« Depuis la crise de 2008, l’industrie mondiale a soufflé sur les braises déjà brûlantes des inégalités »

Economie

Depuis le Forum économique mondial de Davos de 2009, la fortune de ses participants a explosé, en dépit des discours de bonne volonté, faisant le lit de la crise sociale, explique Philippe Escande, éditorialiste économique au « Monde ».

C’était il y a dix ans tout juste. Dans l’ambiance ouatée de la station alpine de Davos, au cœur de la Suisse, l’ambiance était morose.

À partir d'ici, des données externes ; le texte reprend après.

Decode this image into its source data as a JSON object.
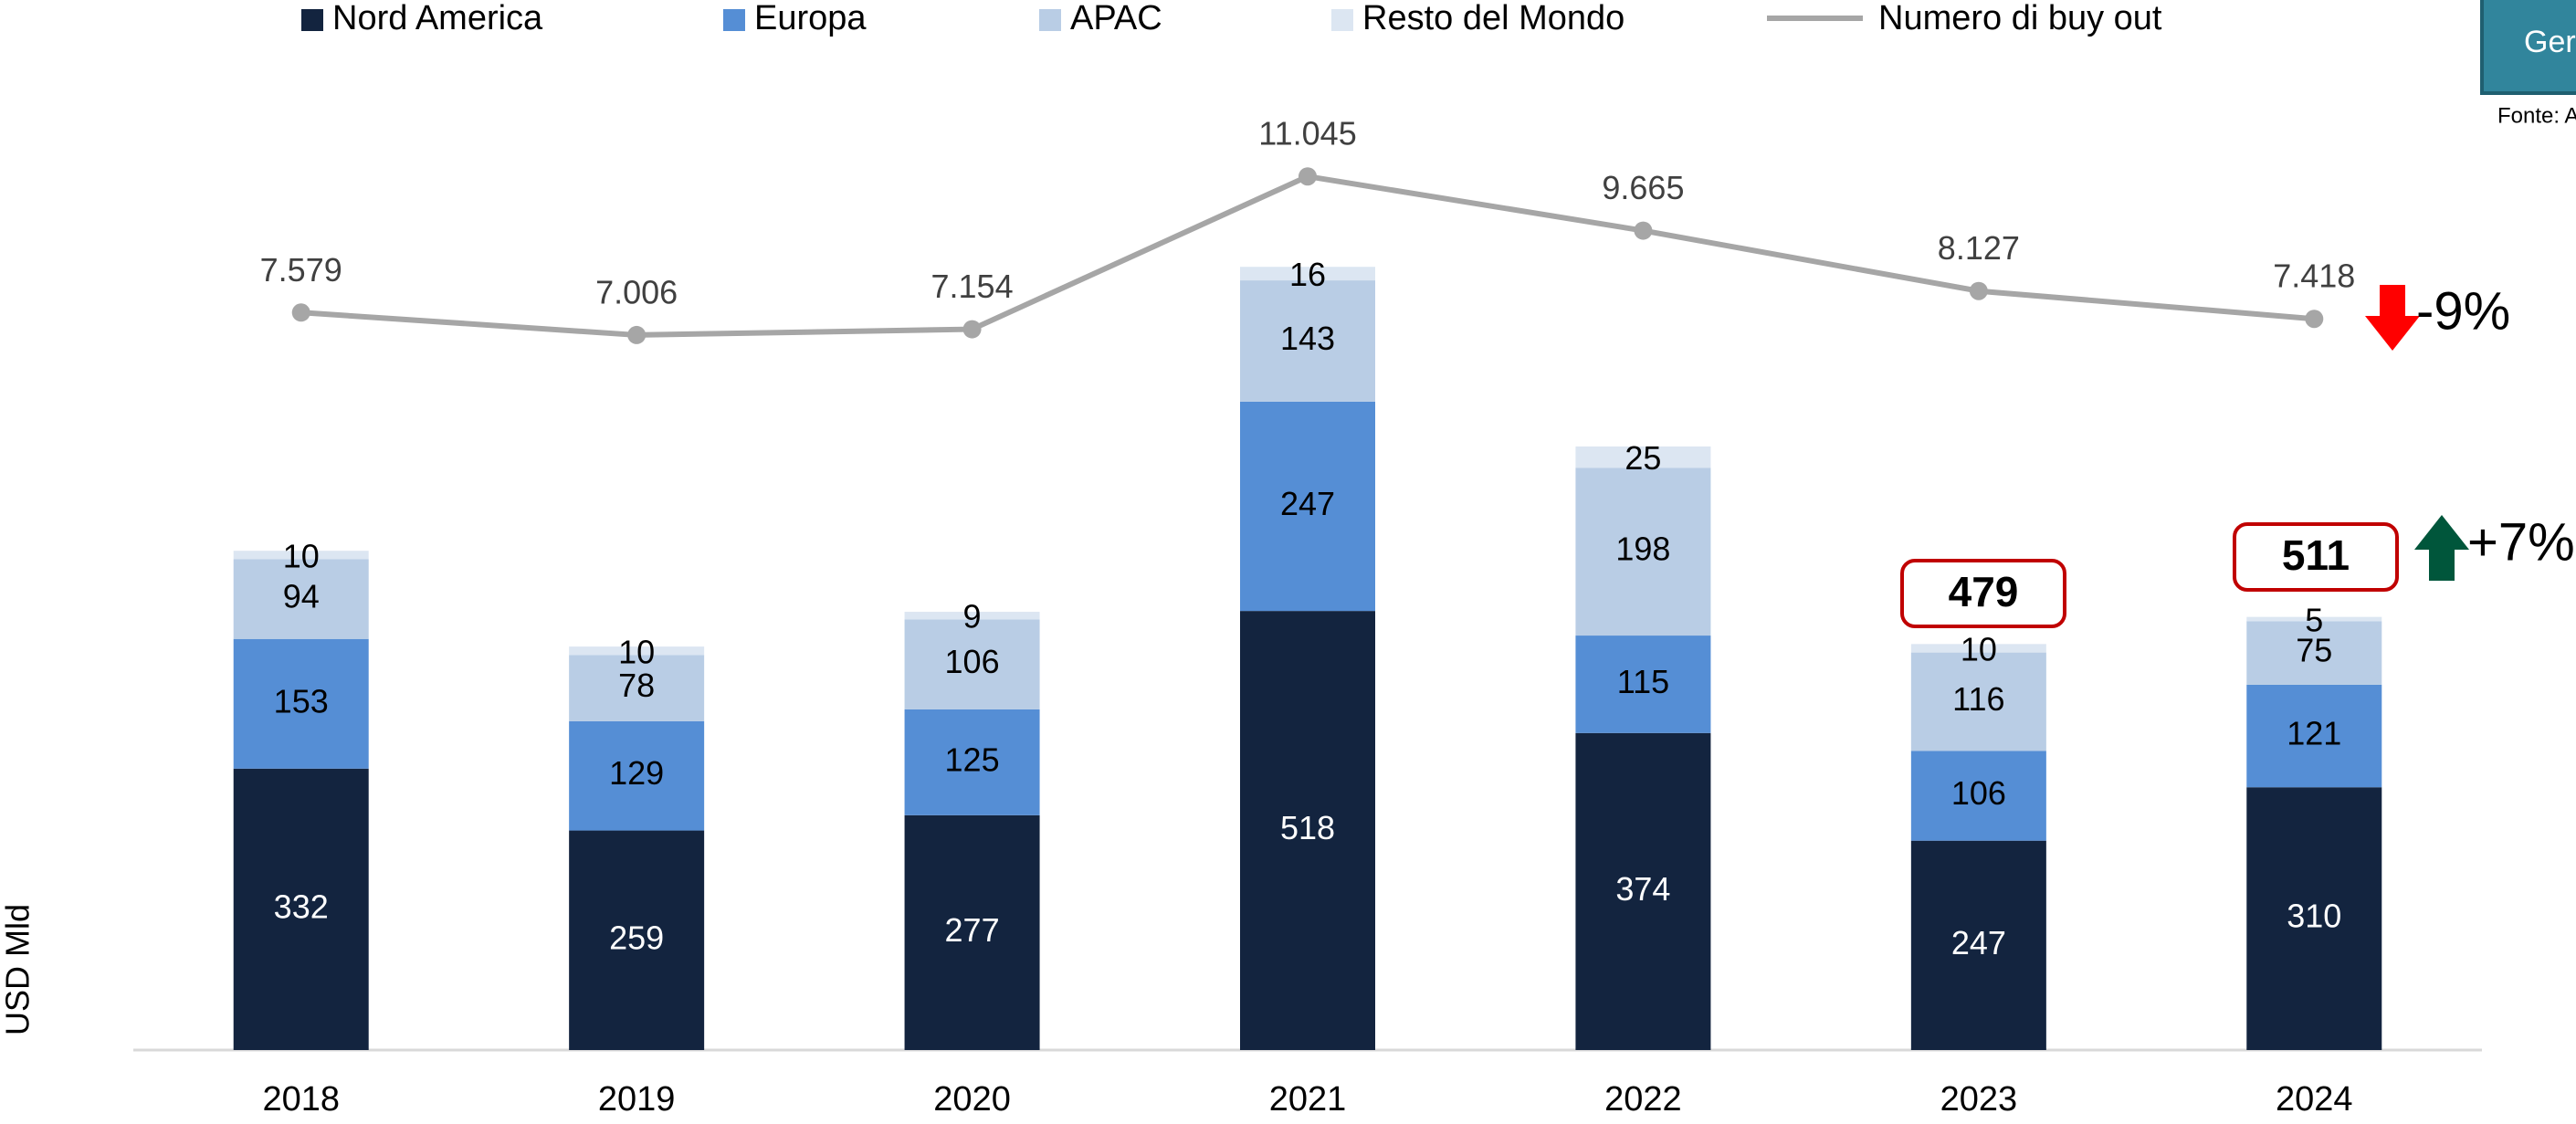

Le monde des affaires réuni en son forum annuel ne parlait que de la crise, survenue quatre mois plus tôt avec la faillite retentissante de la banque Lehman Brothers. Industriels et banquiers, au bord de la faillite, broyaient du noir en pensant à demain. Comme le rappelle opportunément l’agence Bloomberg, l’une des sessions s’intitulait : « Que peut faire l’industrie mondiale pour éviter un choc social ».

L’industrie mondiale n’a rien fait et le choc social est là. Ou plutôt, elle a soufflé sur les braises déjà brûlantes des inégalités. Selon Bloomberg, la fortune de la douzaine des plus riches participants américains au forum de 2009, qui dissertaient savamment sur les risques du monde, s’est accrue de 175 milliards de dollars (154 milliards d’euros), quand celle du salaire médian du travailleur américain a stagné. Et les colères sociales qui en sont résultées, sous la forme de l’élection de Trump aux Etats-Unis, du Brexit en Grande-Bretagne ou des « gilets jaunes » en France, n’ont manifestement pas atténué le phénomène. Ainsi, le salaire du premier banquier américain, Jamie Dimon, le patron de JP Morgan Chase, a dépassé les 30 millions de dollars en 2018, soit 5 % de plus que l’année précédente. Plus que la croissance du salaire de ses propres employés. Au total, la fortune de Dimon a été multipliée par six depuis ce fameux Davos de 2009.

Un sentiment d’abandon

Décidément, Carlos Ghosn aurait dû être banquier américain. Il aurait peut-être été moins tenté de jongler avec les filiales étrangères pour arrondir ses fins de mois. Il aurait pu tout aussi bien travailler chez Disney. Son PDG Bob Iger, réputé proche des démocrates, a reçu en 2018 un paquet financier de 65 millions de dollars dont la moitié en action. De quoi voir venir. Cette situation générale est le résultat de la croissance exceptionnelle de Wall Street ces dix dernières années et du redressement de l’économie américaine portée par une politique de taux très bas.

On a longtemps cru à Davos que le problème, ce n’était pas les riches, mais les pauvres. Et que si les milliardaires s’en occupaient, les malheurs du monde seraient résolus. Mais l’accroissement de l’écart entre la classe moyenne et la supérieure, la déqualification des emplois et le blocage de la mobilité sociale (et donc la reproduction endogène des élites) ont plongé une bonne part de la population des pays développés dans un sentiment d’abandon et de rancœur propice à toutes les aventures politiques. Les bons sentiments dispensés chaque année dans la petite station des Grisons sont restés lettre morte. Et aujourd’hui, les leaders politiques occupés à régler leurs crises internes ont déserté les Alpes laissant seuls ceux que le chanteur Bono du groupe U2 avait appelés les « fat cat in the snow ». Des gros chats dans la neige qui dissertent confortablement sur le bien de la planète mais ne font rien pour modifier des comportements dont nous n’avons pas fini de mesurer les conséquences politiques.